Normally, a trade to acquire a player averaging 6.8 points, 2.4 assists while shooting an anemic .387 from the field doesn’t move the needle in the press. After peeling off the layers and realizing said player is Austin Rivers with him heading to his father’ team, the Los Angeles Clippers, well, that adds a whole new level of intrigue.
If you didn’t know, the Los Angeles Clippers, coached by Doc Rivers, made official on Thursday a trade acquiring his son, Austin, from the Boston Celtics. The Clippers, in a three-team deal, sent Chris Douglas-Roberts and a 2017 second round pick to the Celtics, while the Phoenix Suns acquired Reggie Bullock from the Clippers and the Celtics also getting back Shavlik Randolph from the Suns. This comes after Rivers was traded from the Pelicans last week in a separate three-team trade involving the Memphis Grizzlies.
With the Clippers rocking and rolling once again at 26-13 and looking like they’ll be a part of the NBA playoffs, Los Angeles doesn’t need that much help. However, the addition of Rivers is still intriguing on the surface.
After coming into the league amid much fanfare in 2012 from Duke as the No. 10 pick by the Pelicans, it has not gone exactly as planned for the younger Rivers. It’s still early, but many are already labeling him a bust. His numbers don’t paint the rosiest of pictures.
Through roughly two and half years, Rivers is still struggling to find his way. For his career, he is averaging 6.9 points, 2.3 assists and 1.9 rebounds per game while shooting a woeful .390 percent from the field.
We know Doc Rivers is great at teaching guards and he is doing a fantastic job with the Clippers’ backcourt. He, of course, relies on one of the better point guards in the league in Chris Paul. Also doing well under Rivers’ tutelage is J.J. Redick and Jamal Crawford. In all, the Clippers have one of the finer backcourts in the league and the chemistry they exhibit is a thing to behold.
You have to also remember that Rivers was also very instrumental in making Rajon Rondo one of the better point guards in the league while he was coaching in Boston. So we know Doc Rivers is good with guards.

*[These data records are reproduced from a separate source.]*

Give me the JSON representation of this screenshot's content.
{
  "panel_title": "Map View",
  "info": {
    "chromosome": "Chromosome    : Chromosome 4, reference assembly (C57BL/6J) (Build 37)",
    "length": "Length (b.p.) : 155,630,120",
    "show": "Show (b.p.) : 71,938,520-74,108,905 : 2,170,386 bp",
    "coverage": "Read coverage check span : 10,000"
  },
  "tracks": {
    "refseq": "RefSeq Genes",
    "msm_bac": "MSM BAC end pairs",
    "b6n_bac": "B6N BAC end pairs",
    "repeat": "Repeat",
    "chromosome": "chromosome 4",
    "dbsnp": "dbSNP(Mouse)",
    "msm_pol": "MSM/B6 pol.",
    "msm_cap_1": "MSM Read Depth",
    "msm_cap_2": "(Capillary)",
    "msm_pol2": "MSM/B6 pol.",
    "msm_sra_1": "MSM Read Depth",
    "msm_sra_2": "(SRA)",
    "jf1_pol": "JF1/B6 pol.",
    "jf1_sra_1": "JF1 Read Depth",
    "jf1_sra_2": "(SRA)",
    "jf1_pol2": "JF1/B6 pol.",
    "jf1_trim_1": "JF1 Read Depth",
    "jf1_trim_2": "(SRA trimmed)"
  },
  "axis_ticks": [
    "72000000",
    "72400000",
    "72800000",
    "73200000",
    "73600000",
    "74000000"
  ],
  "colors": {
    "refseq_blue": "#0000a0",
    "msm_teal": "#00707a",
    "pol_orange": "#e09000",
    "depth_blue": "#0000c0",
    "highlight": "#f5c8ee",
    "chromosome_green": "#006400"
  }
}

Now he has the unenviable task of coaching his son. While we see sons playing with their fathers in college, it’s a rare occurrence in the NBA. So, it should be awkward when Rivers has to coach his son. His task will be to be harness Austn’s untapped potential, while slowly working him into the mix for minutes. All this while not trying to offset the rhythm and continuity the Clippers are currently enjoying.
If Austin Rivers were to receive extended minutes, some will cry nepotism. That should not be the case. Doc Rivers is one of the more well-grounded coaches in the league. He is smart, strategic and fair. His handling of his son’s minutes should not become a story.

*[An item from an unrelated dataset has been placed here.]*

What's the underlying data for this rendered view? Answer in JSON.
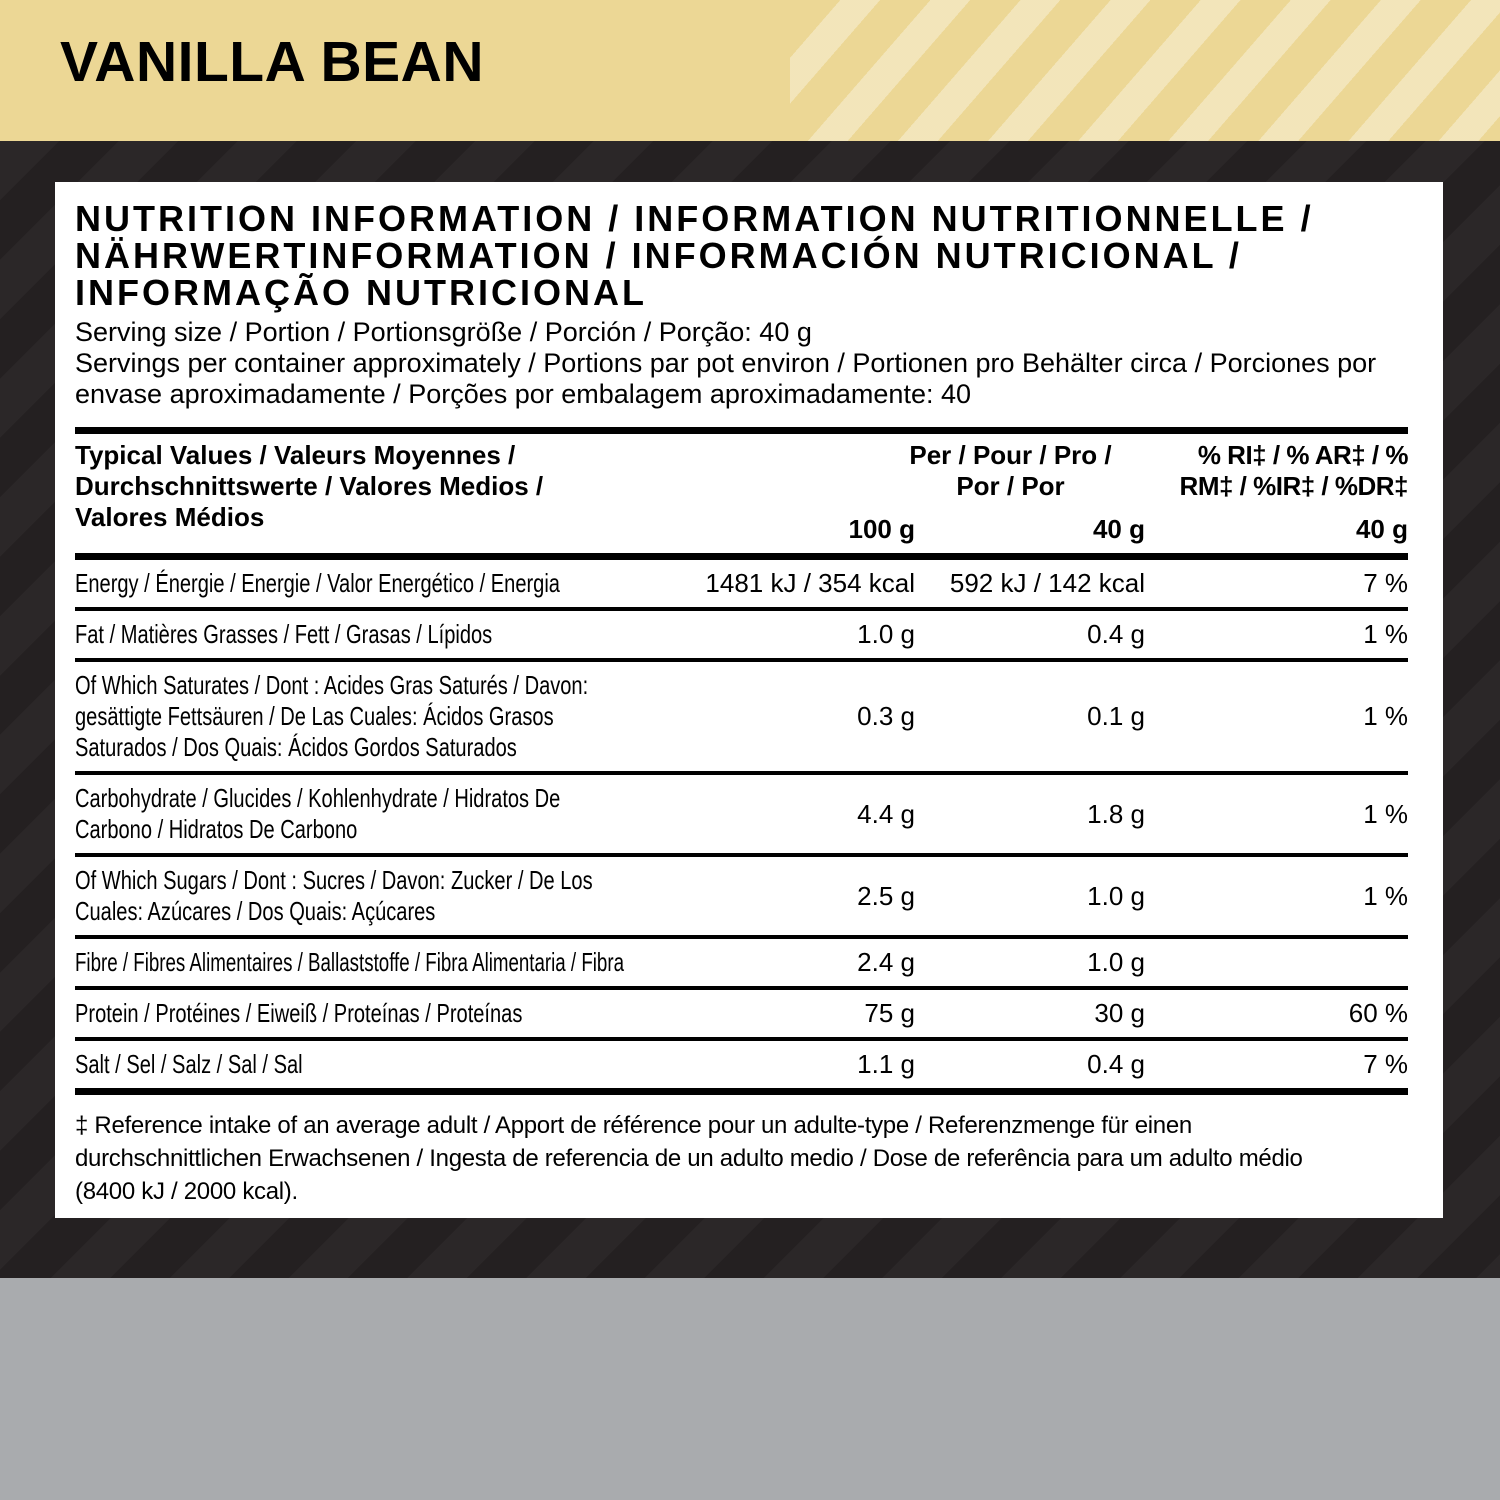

From Marc Stein of ESPN.com:
According to the Elias Sports Bureau, Rivers will become the first son to play for his father when he makes his first appearance with the Clippers. Coby Karl was briefly a member of the Nuggets in 2010 under father George Karl, but Coby did not play for Denver during that stint, which occurred while his father — now an NBA analyst for ESPN — was on leave recovering from throat cancer.

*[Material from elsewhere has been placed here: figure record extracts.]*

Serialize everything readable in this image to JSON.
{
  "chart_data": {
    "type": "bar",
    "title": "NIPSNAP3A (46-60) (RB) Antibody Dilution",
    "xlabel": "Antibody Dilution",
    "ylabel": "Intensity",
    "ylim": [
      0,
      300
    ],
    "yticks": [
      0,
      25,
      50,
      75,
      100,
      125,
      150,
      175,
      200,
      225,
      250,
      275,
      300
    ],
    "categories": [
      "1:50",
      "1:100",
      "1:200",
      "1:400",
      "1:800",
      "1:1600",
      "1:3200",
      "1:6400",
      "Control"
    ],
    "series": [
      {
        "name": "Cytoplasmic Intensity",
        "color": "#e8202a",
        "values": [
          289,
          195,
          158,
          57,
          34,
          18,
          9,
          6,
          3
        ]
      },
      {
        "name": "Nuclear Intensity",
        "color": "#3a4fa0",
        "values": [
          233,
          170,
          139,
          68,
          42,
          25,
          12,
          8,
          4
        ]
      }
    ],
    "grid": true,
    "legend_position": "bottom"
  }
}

As Clippers president of basketball operations, the elder Rivers had the authority to sign off on acquiring his 22-year-old son.
Asked last week whether he might be inclined to show favoritism toward his son, Doc Rivers said, “I probably show favoritism to Blake [Griffin] and Chris [Paul]. I love my son, but I think I’m going to still favor Blake and Chris and those guys.”
Look, Austin Rivers has talent. We all saw that talent while he was at Duke. The Pelicans also saw it prior to drafting him. You don’t lose that talent. What Austin Rivers needs is some confidence and a chance. It looks like that may finally happen in Los Angeles.
Who better to extract that confidence than a guy he literally grew up with and who initially taught him the game of basketball? Doc Rivers obviously knows all of Austin’s tendencies and knows how he’ll fit in with the team. Maybe he won’t play him all that much this year with the hopes he can learn from the bench and then be ready to contribute fully for the 2015-16 season. After all, Austin is just 22-years old. So, he has plenty of time to blossom into a capable NBA player.
Regardless, this is a compelling story and it will be interesting to see if it his father who gets the best out of Austin Rivers.